Well, it's time at the moment for an anatomy lesson, because I was thinking about it and because one of these days I'm going to relate this to a more in-depth discussion on cycling. Basically, I'm going to skip almost everything but the heart for now, because that's what I've been thinking about lately (And, oddly enough, the organ that has been partly responsible for allowing me to do the thinking).
To sum up: the heart is amazing. There is no other muscle in the body like it, in that it is capable of contracting endlessly without tiring - it does so about 2.6 billion times before deciding to stop, and has the resilliency to pump about 85 bathtubs worth of blood through 60,000 miles of veins and arteries (Along with smaller, lesser things like capillaries) every day while it's at it. It has it's own electrical impulse system, which sends impulses to the different muscle components in such an order that, when everything goes according to plan, pumps blood through your body after rejuvenating it with an efficiency and grace that is simply astonishing.
The heart is basically a fueling station for all the little vehicles of air and fuel (henceforth known as "red blood cells") that travel around your body all day and keep you alive. They come to the heart through veins - vein basically means "to the heart" - through the Superior Vena Cava when the blood is coming from above the heart, and through the Inferior Vena Cava when it's from below. The blood passes into the Right Atrium, where it's sort of queued up waiting behind a valve (The Tricuspid Vavle, to be specific) before getting to rush into the Right Ventricle. From the Right Ventricle, something very exciting and unique happens, that is so strange and intrinsically amazing that I'm going to insert a paragraph break and tell you about if following.
< breathe >
Okay, so remember how vein basically means "towards the heart?" Well, arteries are exactly the opposite - they only pump blood away from the heart. Now, it would make sense that veins are ALWAYS bringing the tired and empty blood back to the heart for R&R, and that arteries are full of cheery little workers ready to help out the rest of your body. True? Not quite! You see, after blood has been sitting around in your Right Ventricle for a moment, it gets pumped - through an artery, because it's away from your heart - to your lungs to get filled up with oxygen and stuff. This artery, the Pulmonary Artery, is the only location in your entire body in which dead-tired blood gets pumped away from the heart!

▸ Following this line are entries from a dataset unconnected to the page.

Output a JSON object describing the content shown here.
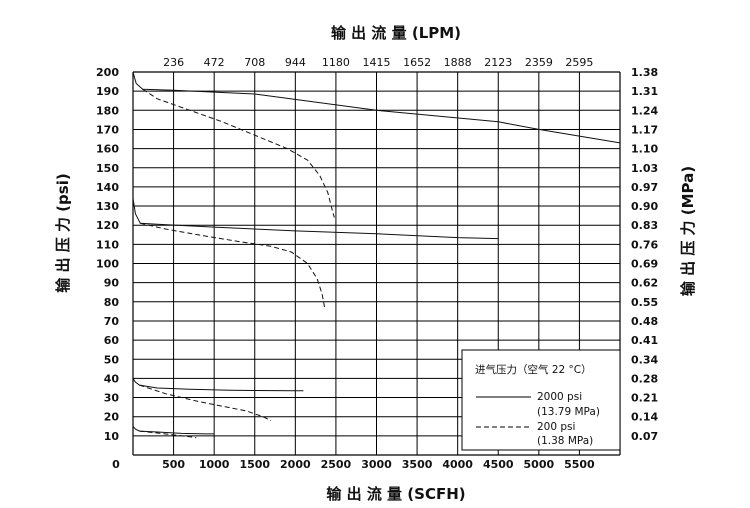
{
  "chart_data": {
    "type": "line",
    "title": "",
    "xlabel_bottom": "输 出 流 量 (SCFH)",
    "xlabel_top": "输 出 流 量 (LPM)",
    "ylabel_left": "输 出 压 力 (psi)",
    "ylabel_right": "输 出 压 力 (MPa)",
    "xlim": [
      0,
      6000
    ],
    "ylim": [
      0,
      200
    ],
    "x_ticks_bottom": [
      {
        "value": 0,
        "label": "0"
      },
      {
        "value": 500,
        "label": "500"
      },
      {
        "value": 1000,
        "label": "1000"
      },
      {
        "value": 1500,
        "label": "1500"
      },
      {
        "value": 2000,
        "label": "2000"
      },
      {
        "value": 2500,
        "label": "2500"
      },
      {
        "value": 3000,
        "label": "3000"
      },
      {
        "value": 3500,
        "label": "3500"
      },
      {
        "value": 4000,
        "label": "4000"
      },
      {
        "value": 4500,
        "label": "4500"
      },
      {
        "value": 5000,
        "label": "5000"
      },
      {
        "value": 5500,
        "label": "5500"
      }
    ],
    "x_ticks_top": [
      {
        "value": 500,
        "label": "236"
      },
      {
        "value": 1000,
        "label": "472"
      },
      {
        "value": 1500,
        "label": "708"
      },
      {
        "value": 2000,
        "label": "944"
      },
      {
        "value": 2500,
        "label": "1180"
      },
      {
        "value": 3000,
        "label": "1415"
      },
      {
        "value": 3500,
        "label": "1652"
      },
      {
        "value": 4000,
        "label": "1888"
      },
      {
        "value": 4500,
        "label": "2123"
      },
      {
        "value": 5000,
        "label": "2359"
      },
      {
        "value": 5500,
        "label": "2595"
      }
    ],
    "y_ticks_left": [
      {
        "value": 10,
        "label": "10"
      },
      {
        "value": 20,
        "label": "20"
      },
      {
        "value": 30,
        "label": "30"
      },
      {
        "value": 40,
        "label": "40"
      },
      {
        "value": 50,
        "label": "50"
      },
      {
        "value": 60,
        "label": "60"
      },
      {
        "value": 70,
        "label": "70"
      },
      {
        "value": 80,
        "label": "80"
      },
      {
        "value": 90,
        "label": "90"
      },
      {
        "value": 100,
        "label": "100"
      },
      {
        "value": 110,
        "label": "110"
      },
      {
        "value": 120,
        "label": "120"
      },
      {
        "value": 130,
        "label": "130"
      },
      {
        "value": 140,
        "label": "140"
      },
      {
        "value": 150,
        "label": "150"
      },
      {
        "value": 160,
        "label": "160"
      },
      {
        "value": 170,
        "label": "170"
      },
      {
        "value": 180,
        "label": "180"
      },
      {
        "value": 190,
        "label": "190"
      },
      {
        "value": 200,
        "label": "200"
      }
    ],
    "y_tick_zero": "0",
    "y_ticks_right": [
      {
        "value": 10,
        "label": "0.07"
      },
      {
        "value": 20,
        "label": "0.14"
      },
      {
        "value": 30,
        "label": "0.21"
      },
      {
        "value": 40,
        "label": "0.28"
      },
      {
        "value": 50,
        "label": "0.34"
      },
      {
        "value": 60,
        "label": "0.41"
      },
      {
        "value": 70,
        "label": "0.48"
      },
      {
        "value": 80,
        "label": "0.55"
      },
      {
        "value": 90,
        "label": "0.62"
      },
      {
        "value": 100,
        "label": "0.69"
      },
      {
        "value": 110,
        "label": "0.76"
      },
      {
        "value": 120,
        "label": "0.83"
      },
      {
        "value": 130,
        "label": "0.90"
      },
      {
        "value": 140,
        "label": "0.97"
      },
      {
        "value": 150,
        "label": "1.03"
      },
      {
        "value": 160,
        "label": "1.10"
      },
      {
        "value": 170,
        "label": "1.17"
      },
      {
        "value": 180,
        "label": "1.24"
      },
      {
        "value": 190,
        "label": "1.31"
      },
      {
        "value": 200,
        "label": "1.38"
      }
    ],
    "grid": true,
    "legend": {
      "placement": "bottom-right",
      "title": "进气压力（空气 22 °C）",
      "entries": [
        {
          "style": "solid",
          "line1": "2000 psi",
          "line2": "(13.79 MPa)"
        },
        {
          "style": "dashed",
          "line1": "200 psi",
          "line2": "(1.38 MPa)"
        }
      ]
    },
    "series": [
      {
        "style": "solid",
        "points": [
          [
            0,
            200
          ],
          [
            40,
            194
          ],
          [
            120,
            191
          ],
          [
            500,
            190.5
          ],
          [
            1500,
            188.5
          ],
          [
            3000,
            180
          ],
          [
            4500,
            174
          ],
          [
            5000,
            170
          ],
          [
            6000,
            163
          ]
        ]
      },
      {
        "style": "dashed",
        "points": [
          [
            120,
            191
          ],
          [
            300,
            186
          ],
          [
            700,
            180
          ],
          [
            1100,
            174
          ],
          [
            1500,
            167
          ],
          [
            1900,
            160
          ],
          [
            2150,
            154
          ],
          [
            2300,
            146
          ],
          [
            2400,
            137
          ],
          [
            2460,
            127
          ],
          [
            2480,
            124
          ]
        ]
      },
      {
        "style": "solid",
        "points": [
          [
            0,
            134
          ],
          [
            30,
            126
          ],
          [
            90,
            121
          ],
          [
            300,
            120.5
          ],
          [
            1000,
            119
          ],
          [
            2000,
            117
          ],
          [
            3000,
            115.5
          ],
          [
            4000,
            113.5
          ],
          [
            4500,
            113
          ]
        ]
      },
      {
        "style": "dashed",
        "points": [
          [
            90,
            121
          ],
          [
            400,
            118
          ],
          [
            800,
            115
          ],
          [
            1300,
            111.5
          ],
          [
            1700,
            109
          ],
          [
            1950,
            106
          ],
          [
            2150,
            100
          ],
          [
            2270,
            92
          ],
          [
            2330,
            84
          ],
          [
            2360,
            77
          ]
        ]
      },
      {
        "style": "solid",
        "points": [
          [
            0,
            40
          ],
          [
            30,
            38
          ],
          [
            80,
            36.5
          ],
          [
            300,
            35
          ],
          [
            700,
            34.3
          ],
          [
            1200,
            33.8
          ],
          [
            2000,
            33.5
          ],
          [
            2100,
            33.5
          ]
        ]
      },
      {
        "style": "dashed",
        "points": [
          [
            80,
            36.5
          ],
          [
            400,
            32
          ],
          [
            800,
            28
          ],
          [
            1100,
            25.5
          ],
          [
            1400,
            23
          ],
          [
            1600,
            20
          ],
          [
            1700,
            18
          ]
        ]
      },
      {
        "style": "solid",
        "points": [
          [
            0,
            15
          ],
          [
            30,
            13.5
          ],
          [
            80,
            12.5
          ],
          [
            300,
            12
          ],
          [
            600,
            11.3
          ],
          [
            900,
            11
          ],
          [
            1000,
            11
          ]
        ]
      },
      {
        "style": "dashed",
        "points": [
          [
            80,
            12.5
          ],
          [
            300,
            11.5
          ],
          [
            500,
            10.5
          ],
          [
            700,
            9.5
          ],
          [
            780,
            9
          ]
        ]
      }
    ]
  }
}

So the blood gets oxygen, and then the reverse happens, as happy, livened blood comes back through the Pulmonary Vein to the Left Atrium (detecting a trend?). It sits there, all raring to go, then gets to pass through the Mitral Valve into the Right Ventricle (I really hope you're noticing that there's a pattern here) before shooting out through your body. It should be noted here that the Left Ventricle is a tough stud because it has to power the blood going to the rest of your body. From that Ventricle, it's a simple shot through the Aortic Valve, into the Aortic artery, and it's back to circulating around the body and recharging the rest of you. Simple.
So how cool is that? The buh-bump sound you hear from your heart is various valves opening and closing in perfect harmony, getting the blood to you where you need it, when you need it (Much like Fedex, except better). In incredibly trained and gifted athletes, it can be large and strong and efficient enough that it only has to pump 30 times per minute while resting (Average for adults is around 75), but on demand it can speed things up to over 200BPM in some individuals to send your blood hurtling around your system so quickly that a red blood cell can get all the way around your body in only 20 seconds! It does this all automatically, with no thought from us. Really, our lives would be pretty boring if we did have to think about it all the time, because there's so much to it.
The ancient Egyptians believed that the heart was the key and vital organ in a person's body, and was responsible for containing the soul and intelligence of the person. While we now know that the brain is alot responsible for that, maybe they were on the right track. For now, just have a heart.